Thursday, November 15, 2012

November 15: The end of this poop

Have you ever had this happen? You hear about something or somebody for the first time, and then you see that thing or that person everywhere? Or you write about something, and that thing catches your attention with astonishing frequency?

Yeah, that happened to me. With poop. Since I wrote about Gracie's rolling turd, I've noticed poop everywhere. People are writing poop on their Facebooks. People are saying it on TV. I had to change a poopy diaper. And then I had this conversation with my daughter, Elvira.

Elvira: Coraline's little friend Carly is here today. They've been playing with each other and totally ignoring me. I picked up the bedroom and cleaned the bathroom. I don't know what to do next.

Me: Who knows what you might do now with all your free time. You could write your first novel. Or paint a gallery full of paintings.

Elvira: Or I could poop alone. That would be an achievement.

As I promised Tuesday, I have just one more poop story, and this one is also about Elvira .... and poop.

When Elvira was 3, we were at the library one day checking out our books. Another mom and her daughter of a similar age were checking out next to us on the left.

Elvira turned and said to the girl, "How old are you? I'm 3." And she held 3 fingers up in front of herself about a foot from the other little girl's face. It was adorable. I smiled, for about one second.

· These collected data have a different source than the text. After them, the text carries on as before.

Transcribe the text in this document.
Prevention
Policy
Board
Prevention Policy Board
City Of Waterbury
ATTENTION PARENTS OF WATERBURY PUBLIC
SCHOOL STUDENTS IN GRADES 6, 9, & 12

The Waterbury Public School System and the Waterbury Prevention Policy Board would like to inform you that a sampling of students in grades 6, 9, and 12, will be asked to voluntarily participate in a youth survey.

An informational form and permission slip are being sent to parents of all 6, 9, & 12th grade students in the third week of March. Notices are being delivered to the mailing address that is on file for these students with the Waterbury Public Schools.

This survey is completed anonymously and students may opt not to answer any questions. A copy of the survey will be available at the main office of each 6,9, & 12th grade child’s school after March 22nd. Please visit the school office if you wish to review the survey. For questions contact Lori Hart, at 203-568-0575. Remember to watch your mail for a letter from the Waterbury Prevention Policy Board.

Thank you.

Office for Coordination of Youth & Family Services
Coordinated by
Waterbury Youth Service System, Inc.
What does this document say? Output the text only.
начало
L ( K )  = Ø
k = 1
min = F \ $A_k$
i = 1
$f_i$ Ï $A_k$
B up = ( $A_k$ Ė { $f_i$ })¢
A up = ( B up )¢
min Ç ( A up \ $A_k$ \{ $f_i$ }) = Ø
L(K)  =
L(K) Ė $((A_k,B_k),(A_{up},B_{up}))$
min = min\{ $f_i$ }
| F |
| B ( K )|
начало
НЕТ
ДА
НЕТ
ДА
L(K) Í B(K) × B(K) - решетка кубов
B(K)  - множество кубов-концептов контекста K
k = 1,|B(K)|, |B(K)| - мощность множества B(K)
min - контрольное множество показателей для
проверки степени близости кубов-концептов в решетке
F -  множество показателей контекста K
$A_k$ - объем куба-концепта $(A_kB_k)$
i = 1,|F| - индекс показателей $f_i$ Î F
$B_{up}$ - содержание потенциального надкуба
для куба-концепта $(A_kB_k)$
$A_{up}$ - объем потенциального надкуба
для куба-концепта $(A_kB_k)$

The other mom, hereby known as Snooty Bitch, drew her breath in sharply and stuck her hand down between the two girls, closer to Elvira than to her own daughter. In fact, very close to Elvira's face.

"Don't let her touch her!" she said in a loud, shrill voice that indicated she thought Elvira might have leprosy. "Don't let her touch her!" Double leprosy.

I stared her down for a few seconds. One of those stop-motion periods of time with her hand in front of my adorable dark-haired daughter and my eyes telling her, "Snooty Bitch, I would be taking you outside and kicking your skinny suburban ass around the parking lot, but I don't want my daughter to know you think your snooty little princess is too good for her. However, next time I might not play nice with you. And you don't want to see me when I'm not nice. I will shank a bitch who hurts my daughter."

Elvira says even now that she's an adult with a child of her own that look makes her want to hand me her cell phone and go to her room for a week. And that's when I'm giving the look to someone else.

I took Elvira gently by the shoulders and moved her to my right side.

"What are you doing?" she asked. "I want to play with that other little girl."

"Her mommy won't let her play right now," I said. "Just wait over here while I check out, please."

Snooty Bitch pulled her daughter up against her. We both went back to checking out, Elvira peering around my legs trying to catch the attention of the other little girl.

We both finished checking out at the same time. Snooty Bitch took her daughter's hand and headed toward the door. I also took Elvira's hand so she wouldn't attack the other little girl with kindness. I could tell she still wanted to make friends.

Suddenly she thought of the perfect ice breaker. She shouted, "My favorite color is purple. What's your favorite color?"

Before Snooty Bitch could stop her, the other little girl turned around and said, "Brown. My favorite color is brown."

Elvira stopped came to a dead stop. "Brown? Brown? Why is your favorite color the color of poop?"

I grabbed Elvira by her jacket, dragged her behind a bookcase and ducked down beside her. She was so confused she couldn't think of anything to say. But we heard the other little girl say loudly and clearly, "Mommy, why is that little girl so naughty?"

I didn't hear what Snooty Bitch said. I was trying too hard not to laugh hysterically back behind the bookcase where we were hidden. And I was failing. I was, in fact, almost peeing my pants I was laughing so hard.

Elvira said, "Mommy, I'm not really naughty am I?"

"No, baby girl, you are not naughty," I said. "And thank god your favorite color isn't the color of poop. Let's get the hell  out of here."

No more poop stories, I promise. Vaginas are much more fun. 


  1. Replies
    1. Oh, we have some crazy conversations. They could be a blog of their own.

  2. "No more poop stories, I promise. Vaginas are much more fun." Statement of the day!

  3. Law of Attraction, baby! So, no idea what snooty bitch's problem was? I kept thinking she'd confess she was protecting Elvira from strep throat or something. :-P

    1. She definitely wast protecting her daughter from Elvira. Somebody in our homeschool group asked if Elvira was wearing her denim jacket. I said she probably was. I thought it was cute, but maybe i8t just looked tough. The general consensus was that we didn't look like Snotty Bitch's kind of people. The funny thing is, we almost certainly lived in a better neighborhood. Whatever. She was a snooty bitch.